Satellite operator SES has agreed to be the guinea pig for SpaceX’s upgraded Falcon 9 rocket later this year. Meanwhile, SpaceX is upgrading its barge where first stages will land to handle rough seas.
The decision comes after a review of the risks of launching the SES 9 satellite with rocket engines operating at higher thrust for the first time….
The closely-held Hawthorne, Calif.-based launch company has not disclosed what physical upgrades are present in the more powerful engines, or how much additional thrust the powerplants will generate.
The nine Merlin 1D booster engines are arranged in an “octaweb” pattern on the base of the Falcon 9 rocket, and a single Merlin engine optimized for firing in space powers the Falcon 9’s second stage….
SES chief technology officer Martin Halliwell told reporters in January that the upgrade gave the Merlin engines about 20 percent more thrust, according to a story published in Space News.
The upgrades to the barge come after rough seas prevented SpaceX from attempting a landing of a Falcon 9 first stage during the Feb. 11 launch of the government’s DSCOVR spacecraft. The rocket made a controlled descent into the ocean instead.

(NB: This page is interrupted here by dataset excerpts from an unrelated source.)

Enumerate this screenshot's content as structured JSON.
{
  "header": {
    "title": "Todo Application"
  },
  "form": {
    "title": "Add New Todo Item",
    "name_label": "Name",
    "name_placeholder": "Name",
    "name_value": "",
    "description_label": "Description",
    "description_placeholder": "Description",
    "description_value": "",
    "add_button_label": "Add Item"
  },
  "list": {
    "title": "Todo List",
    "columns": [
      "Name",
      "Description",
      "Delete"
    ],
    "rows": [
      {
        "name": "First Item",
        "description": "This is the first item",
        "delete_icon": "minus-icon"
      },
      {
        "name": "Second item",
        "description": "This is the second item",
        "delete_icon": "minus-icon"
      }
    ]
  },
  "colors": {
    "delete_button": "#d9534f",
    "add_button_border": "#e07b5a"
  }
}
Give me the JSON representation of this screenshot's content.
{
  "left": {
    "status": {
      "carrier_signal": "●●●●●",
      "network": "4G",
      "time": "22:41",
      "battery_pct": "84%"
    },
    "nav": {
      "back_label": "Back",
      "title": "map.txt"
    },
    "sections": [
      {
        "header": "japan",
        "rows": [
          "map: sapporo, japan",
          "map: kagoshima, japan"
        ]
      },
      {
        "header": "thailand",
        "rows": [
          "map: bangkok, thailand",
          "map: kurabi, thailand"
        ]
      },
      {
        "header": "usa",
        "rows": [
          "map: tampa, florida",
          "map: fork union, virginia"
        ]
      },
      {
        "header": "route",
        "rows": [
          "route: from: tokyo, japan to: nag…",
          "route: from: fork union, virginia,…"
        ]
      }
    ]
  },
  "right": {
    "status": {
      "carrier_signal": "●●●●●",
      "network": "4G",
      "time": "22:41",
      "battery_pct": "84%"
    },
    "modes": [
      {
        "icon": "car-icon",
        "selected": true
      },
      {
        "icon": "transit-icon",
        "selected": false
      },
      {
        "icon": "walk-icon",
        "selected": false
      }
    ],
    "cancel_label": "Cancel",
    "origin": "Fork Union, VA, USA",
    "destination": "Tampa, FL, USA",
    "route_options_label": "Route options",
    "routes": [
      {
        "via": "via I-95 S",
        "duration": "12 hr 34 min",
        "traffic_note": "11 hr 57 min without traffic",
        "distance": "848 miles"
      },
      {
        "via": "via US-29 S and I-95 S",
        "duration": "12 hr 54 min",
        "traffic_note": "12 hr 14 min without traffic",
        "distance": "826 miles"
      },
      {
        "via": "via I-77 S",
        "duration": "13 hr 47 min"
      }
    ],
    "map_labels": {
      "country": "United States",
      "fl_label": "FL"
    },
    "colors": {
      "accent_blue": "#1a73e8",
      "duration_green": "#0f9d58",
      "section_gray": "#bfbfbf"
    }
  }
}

The vessel, which measures just 300 X 100 ft., with wings that extend the width to 170 ft., is not anchored and maintains position with station-keeping thrusters. One of these thrusters was out of action in the run-up to the delayed launch of the Falcon, which was carrying the Dscovr U.S. space weather satellite.
However, with the platform evidently vulnerable to extreme conditions and the pressing need to prove that recoveries are possible on a routine basis, SpaceX now intends to equip the vessel with additional station-keeping capability. It is not clear whether this involves adding thrusters or bolstering the existing set of four units. Other changes to improve seaworthiness may also be included. Musk comments that the company is “planning a significant upgrade of the droneship for future missions to handle literally anything.”